Dans la communauté, la routine battait son plein. Le temps était à nouveau aux workshops. Hamster dépressif avait tenu, avec l'aide d'un autre, à organiser l'un d'eux. Grand coyote était sceptique, non qu'il n'apprécie la bonhomie amicale du hamster, mais plutôt du fait de son appréhension, son instinct, qui lui recommandait là de faire un détour, comme devant les pièges à mâchoires des grands nuisibles. L'assemblée était ce jour entièrement constituée de vieux briscards expérimentés, de la crème allégée de la communauté du sud, mais aussi de l'ouest et du nord. Et l'unanimité qui se fit ce jour le laissa dans une certaine mesure pantois. Chacun d'entre eux avait le même regard que lui sur les choses qui se passaient à présent, chacun d'entre aux avait les mêmes désirs, les mêmes envies de changement et d'amélioration. Certes, il ne regardaient pas vers l'est aussi maladivement que lui, certes, malgré leurs cicatrices d'anciens combats, ils faisaient toujours preuve d'un attachement complet à la communauté.

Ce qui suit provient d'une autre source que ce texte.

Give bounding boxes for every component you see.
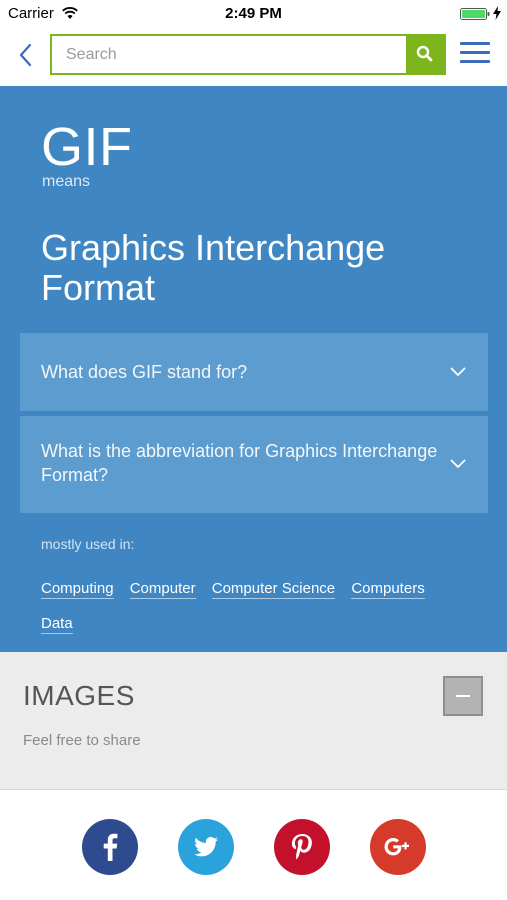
tag-link-data[interactable]: Data: [41, 614, 73, 634]
tag-link-computing[interactable]: Computing: [41, 579, 114, 599]
share-facebook-button[interactable]: [82, 819, 138, 875]
tag-link-computers[interactable]: Computers: [351, 579, 425, 599]
expansion-heading: Graphics Interchange Format: [41, 227, 386, 308]
faq-item-abbreviation[interactable]: What is the abbreviation for Graphics In…: [20, 416, 488, 513]
pinterest-icon: [291, 834, 312, 860]
top-bar: [0, 28, 507, 86]
definition-hero: GIF means Graphics Interchange Format Wh…: [0, 86, 507, 652]
hamburger-icon: [460, 42, 490, 45]
menu-button[interactable]: [460, 42, 490, 68]
used-in-label: mostly used in:: [41, 536, 135, 552]
search-icon: [416, 45, 433, 62]
faq-question: What does GIF stand for?: [41, 362, 248, 382]
faq-item-stand-for[interactable]: What does GIF stand for?: [20, 333, 488, 411]
images-heading: IMAGES: [23, 680, 135, 711]
category-tags: Computing Computer Computer Science Comp…: [41, 574, 471, 644]
tag-link-computer[interactable]: Computer: [129, 579, 196, 599]
chevron-down-icon: [450, 367, 466, 376]
google-plus-icon: [384, 838, 409, 856]
acronym-title: GIF: [41, 117, 133, 177]
facebook-icon: [103, 833, 118, 861]
share-pinterest-button[interactable]: [274, 819, 330, 875]
tag-link-computer-science[interactable]: Computer Science: [211, 579, 336, 599]
charging-icon: [493, 6, 501, 20]
back-button[interactable]: [14, 40, 40, 70]
share-bar: [0, 791, 507, 900]
collapse-images-button[interactable]: [443, 676, 483, 716]
search-button[interactable]: [406, 36, 444, 73]
faq-question: What is the abbreviation for Graphics In…: [41, 441, 438, 485]
share-google-plus-button[interactable]: [370, 819, 426, 875]
minus-icon: [456, 695, 470, 697]
twitter-icon: [194, 837, 218, 857]
chevron-down-icon: [450, 459, 466, 468]
status-bar: Carrier 2:49 PM: [0, 0, 507, 28]
share-twitter-button[interactable]: [178, 819, 234, 875]
clock-label: 2:49 PM: [225, 5, 282, 22]
images-subtitle: Feel free to share: [23, 732, 141, 749]
chevron-left-icon: [19, 43, 32, 67]
search-input[interactable]: [52, 36, 408, 73]
battery-icon: [460, 8, 490, 20]
search-box: [50, 34, 446, 75]
means-label: means: [42, 173, 91, 190]
images-section: IMAGES Feel free to share: [0, 652, 507, 790]
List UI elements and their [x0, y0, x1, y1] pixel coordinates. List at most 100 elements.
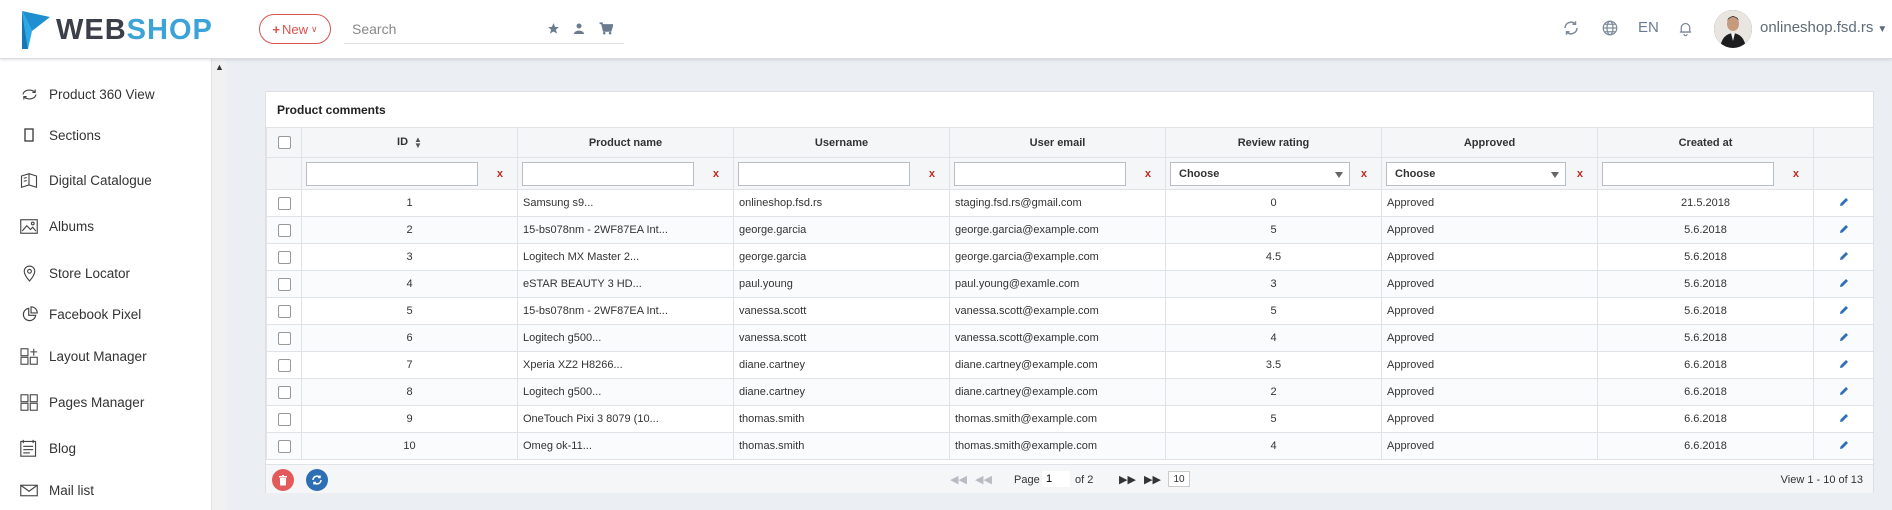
- column-header-product-name[interactable]: Product name: [517, 127, 734, 158]
- globe-icon[interactable]: [1601, 19, 1619, 37]
- sidebar-item-pages-manager[interactable]: Pages Manager: [0, 385, 212, 419]
- clear-filter-user-email[interactable]: x: [1145, 168, 1151, 180]
- first-page-icon[interactable]: ◀◀: [950, 473, 967, 486]
- pencil-icon[interactable]: [1839, 305, 1849, 318]
- pencil-icon[interactable]: [1839, 251, 1849, 264]
- sidebar-item-digital-catalogue[interactable]: Digital Catalogue: [0, 163, 212, 197]
- bell-icon[interactable]: [1676, 19, 1694, 37]
- webshop-logo[interactable]: WEBSHOP: [22, 10, 213, 50]
- delete-button[interactable]: [272, 469, 294, 491]
- plus-icon: +: [272, 21, 280, 37]
- filter-user-email-input[interactable]: [954, 162, 1126, 186]
- table-row[interactable]: 7 Xperia XZ2 H8266... diane.cartney diane.c…: [266, 351, 1874, 379]
- column-header-username[interactable]: Username: [733, 127, 950, 158]
- filter-username-input[interactable]: [738, 162, 910, 186]
- cell-review-rating: 3.5: [1165, 351, 1382, 379]
- table-row[interactable]: 8 Logitech g500... diane.cartney diane.cart…: [266, 378, 1874, 406]
- user-avatar[interactable]: [1714, 10, 1752, 48]
- clear-filter-review-rating[interactable]: x: [1361, 168, 1367, 180]
- edit-cell: [1813, 297, 1874, 325]
- sidebar-item-mail-list[interactable]: Mail list: [0, 473, 212, 507]
- star-icon[interactable]: [544, 19, 562, 37]
- sidebar-item-sections[interactable]: Sections: [0, 118, 212, 152]
- cell-user-email: thomas.smith@example.com: [949, 432, 1166, 460]
- table-row[interactable]: 9 OneTouch Pixi 3 8079 (10... thomas.smith…: [266, 405, 1874, 433]
- pencil-icon[interactable]: [1839, 278, 1849, 291]
- cell-review-rating: 3: [1165, 270, 1382, 298]
- table-row[interactable]: 10 Omeg ok-11... thomas.smith thomas.smith@…: [266, 432, 1874, 460]
- language-selector[interactable]: EN: [1638, 19, 1659, 36]
- row-checkbox[interactable]: [266, 189, 302, 217]
- edit-cell: [1813, 432, 1874, 460]
- table-row[interactable]: 1 Samsung s9... onlineshop.fsd.rs staging.f…: [266, 189, 1874, 217]
- clear-filter-username[interactable]: x: [929, 168, 935, 180]
- sidebar-item-blog[interactable]: Blog: [0, 431, 212, 465]
- table-row[interactable]: 4 eSTAR BEAUTY 3 HD... paul.young paul.youn…: [266, 270, 1874, 298]
- filter-created-at-input[interactable]: [1602, 162, 1774, 186]
- filter-product-name-input[interactable]: [522, 162, 694, 186]
- row-checkbox[interactable]: [266, 270, 302, 298]
- scroll-up-arrow-icon[interactable]: ▲: [215, 62, 224, 72]
- last-page-icon[interactable]: ▶▶: [1144, 473, 1161, 486]
- logo-flag-icon: [22, 11, 50, 49]
- select-all-checkbox[interactable]: [266, 127, 302, 158]
- refresh-icon[interactable]: [1562, 19, 1580, 37]
- filter-id-input[interactable]: [306, 162, 478, 186]
- sidebar-item-store-locator[interactable]: Store Locator: [0, 256, 212, 290]
- cell-product-name: Omeg ok-11...: [517, 432, 734, 460]
- pencil-icon[interactable]: [1839, 440, 1849, 453]
- table-row[interactable]: 2 15-bs078nm - 2WF87EA Int... george.garci…: [266, 216, 1874, 244]
- prev-page-icon[interactable]: ◀◀: [975, 473, 992, 486]
- cell-user-email: george.garcia@example.com: [949, 216, 1166, 244]
- row-checkbox[interactable]: [266, 351, 302, 379]
- pencil-icon[interactable]: [1839, 413, 1849, 426]
- row-checkbox[interactable]: [266, 297, 302, 325]
- clear-filter-id[interactable]: x: [497, 168, 503, 180]
- clear-filter-created-at[interactable]: x: [1793, 168, 1799, 180]
- row-checkbox[interactable]: [266, 432, 302, 460]
- new-button[interactable]: + New ∨: [259, 14, 331, 44]
- cell-id: 10: [301, 432, 518, 460]
- cell-user-email: thomas.smith@example.com: [949, 405, 1166, 433]
- cell-product-name: Logitech g500...: [517, 324, 734, 352]
- clear-filter-approved[interactable]: x: [1577, 168, 1583, 180]
- clear-filter-product-name[interactable]: x: [713, 168, 719, 180]
- page-number-input[interactable]: [1042, 471, 1070, 487]
- row-checkbox[interactable]: [266, 243, 302, 271]
- dropdown-arrow-icon: [1551, 172, 1559, 178]
- filter-review-rating-select[interactable]: Choose: [1170, 162, 1350, 186]
- cart-icon[interactable]: [597, 19, 615, 37]
- column-header-approved[interactable]: Approved: [1381, 127, 1598, 158]
- table-row[interactable]: 5 15-bs078nm - 2WF87EA Int... vanessa.scot…: [266, 297, 1874, 325]
- new-button-label: New: [281, 21, 308, 37]
- cell-created-at: 5.6.2018: [1597, 297, 1814, 325]
- pencil-icon[interactable]: [1839, 359, 1849, 372]
- pencil-icon[interactable]: [1839, 197, 1849, 210]
- pencil-icon[interactable]: [1839, 386, 1849, 399]
- column-header-review-rating[interactable]: Review rating: [1165, 127, 1382, 158]
- table-row[interactable]: 3 Logitech MX Master 2... george.garcia geo…: [266, 243, 1874, 271]
- row-checkbox[interactable]: [266, 378, 302, 406]
- account-menu[interactable]: onlineshop.fsd.rs ▼: [1760, 19, 1887, 36]
- table-row[interactable]: 6 Logitech g500... vanessa.scott vanessa.sc…: [266, 324, 1874, 352]
- column-header-id[interactable]: ID ▲ ▼: [301, 127, 518, 158]
- sidebar-scrollbar[interactable]: [212, 59, 226, 510]
- cell-id: 3: [301, 243, 518, 271]
- next-page-icon[interactable]: ▶▶: [1119, 473, 1136, 486]
- pencil-icon[interactable]: [1839, 224, 1849, 237]
- sidebar-item-product-360-view[interactable]: Product 360 View: [0, 77, 212, 111]
- pencil-icon[interactable]: [1839, 332, 1849, 345]
- cell-approved: Approved: [1381, 324, 1598, 352]
- column-header-created-at[interactable]: Created at: [1597, 127, 1814, 158]
- column-header-user-email[interactable]: User email: [949, 127, 1166, 158]
- reload-button[interactable]: [306, 469, 328, 491]
- row-checkbox[interactable]: [266, 216, 302, 244]
- page-size-select[interactable]: 10: [1168, 471, 1190, 487]
- sidebar-item-albums[interactable]: Albums: [0, 209, 212, 243]
- filter-approved-select[interactable]: Choose: [1386, 162, 1566, 186]
- sidebar-item-facebook-pixel[interactable]: Facebook Pixel: [0, 297, 212, 331]
- row-checkbox[interactable]: [266, 405, 302, 433]
- user-icon[interactable]: [570, 19, 588, 37]
- sidebar-item-layout-manager[interactable]: Layout Manager: [0, 339, 212, 373]
- row-checkbox[interactable]: [266, 324, 302, 352]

pandaLa communauté. Les remises en question. Trop de choses en même temps, le temps était rude, l'hiver approchait. Le deuxième hiver. Il se retira sur la colline habituelle, regarda la colonie, les plantations, toute cette petite vie qui grouillait, là, sous ses pattes. Et le sentiment de vide. Il regarda une nouvelle fois la feuille de mûrier que son ami panda facétieux lui avait fait parvenir le matin. Un autre, un inconnu jusqu'à présent, alors indéfini, avait dit: "Ecrire, c'est parler, en étant torturé par l'incommunicable". Il avait un nom, un signe de reconnaissance et de distinction, mais qui ne se conformait pas aux règles de noms de la jungle. Il s'appelait Edmond Jabès, son devenir était inconnu. Il avait vécu, vivait peut-être encore, en des lieux éloignés et étrangers, un autre temps, une autre civilisation, impensable et si proche cependant. La pensée était séduisante qu'il ait, lui aussi, été un coyote. Peut-être même de ceux qui ne nécessitaient plus d'adjectifs. En tout cas, il l'aurait mérité.

Grand coyote soupira. Cela lui arrivait souvent, ces temps-ci, trop souvent. Il pensa un instant à une maladie grave et fantastique qu'il aurait, par inadvertance et soucis de complétude, attrapé à un détour de la jungle. Une langueur fatale et douloureuse de lenteur. Mais non, il n'était guère hypocondriaque. Le destin avait apparemment d'autres plans en réserve pour lui. La citation de l'autre coyote honoraire trottait dans sa tête, fascinante de compréhension subite et satisfaisante. Quel dommage que les coyotes ne sachent pas écrire. Juste hurler à la lune. Mais en ce domaine, ils étaient les meilleurs, indéniablement.